In my head, I invoke the same rule here that I did above. Ultimately, the only way to consume an encoded file is to decode it, and if you do that, you don't care about whether or not the tail is malleable. (Or whether or not the length prefix is malleable, see here.)

casey commented 5 years ago

That's a good point, and your scenario made me think about it a little bit more. I think you're right that bao hash --encoded is likely to be confusing. But I think what saves us here is that at the end of the day, the only way you're going to consume an encoded file is bao decode, and bao decode checks everything. So even if users have mistaken ideas about what bao hash --encoded is doing, I'm not sure there's any way to attack them.

To reduce confusion, one option would be to use a different command for bao hash --encoded FILE, to make it clear that unlike bao hash, it isn't verifying the full contents of the file. Maybe something like bao get-root-hash ENCODED_FILE.

You bring up good points. I think I might expect the command line tool to differ from the library, as in, I might expect the tool to verify an entire file, but I would certainly not expect bao::decode(stream: &mut io::Read) to perform additional reads past the end of the encoded file.

However, making the library do different things from the command might not be worth the inconsistency.

Slicing content bytes off the end of the encoding also only appears to work for inputs shorter than two chunks (8192 bytes). Any longer than that and you get parent nodes interspersed inside your content.

Just going back to this for a second, is this true? In the spec it looks like there's a tree with three chunks, and the combined encoding shows the three chunks appearing in-order at the end of the encoding.

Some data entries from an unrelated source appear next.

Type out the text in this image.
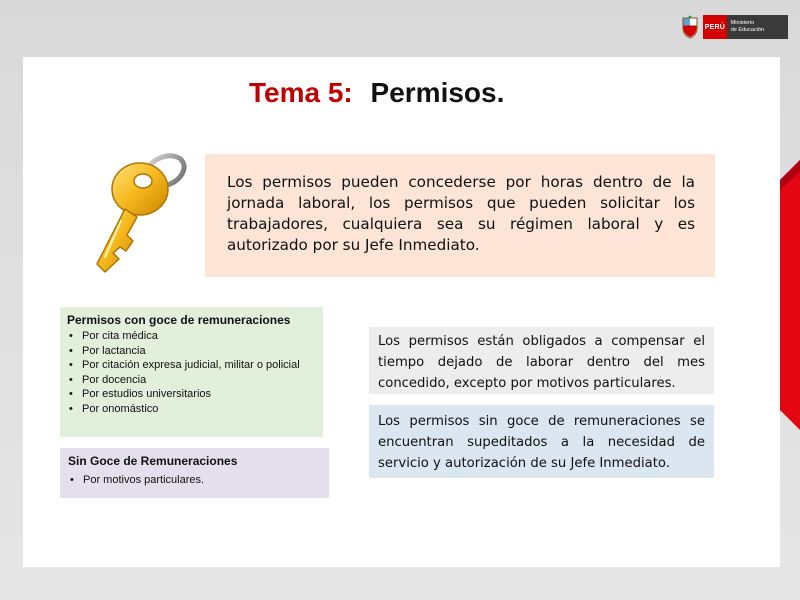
PERÚ
Ministerio
de Educación
Tema 5: Permisos.

Los permisos pueden concederse por horas dentro de la jornada laboral, los permisos que pueden solicitar los trabajadores, cualquiera sea su régimen laboral y es autorizado por su Jefe Inmediato.

Permisos con goce de remuneraciones
• Por cita médica
• Por lactancia
• Por citación expresa judicial, militar o policial
• Por docencia
• Por estudios universitarios
• Por onomástico
Sin Goce de Remuneraciones
• Por motivos particulares.

Los permisos están obligados a compensar el tiempo dejado de laborar dentro del mes concedido, excepto por motivos particulares.

Los permisos sin goce de remuneraciones se encuentran supeditados a la necesidad de servicio y autorización de su Jefe Inmediato.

oconnor663 commented 5 years ago

In the spec it looks like there's a tree with three chunks, and the combined encoding shows the three chunks appearing in-order at the end of the encoding.

Oh you're totally right. The first parent node in the middle shows up when you grow past 3 chunks. At that point, the parent will be to the left of the last 2 chunks, which I think is how I confused myself.

oconnor663 commented 5 years ago

Now that bao hash --encoded is entirely gone, I'm going to close this. Feel free to reopen though.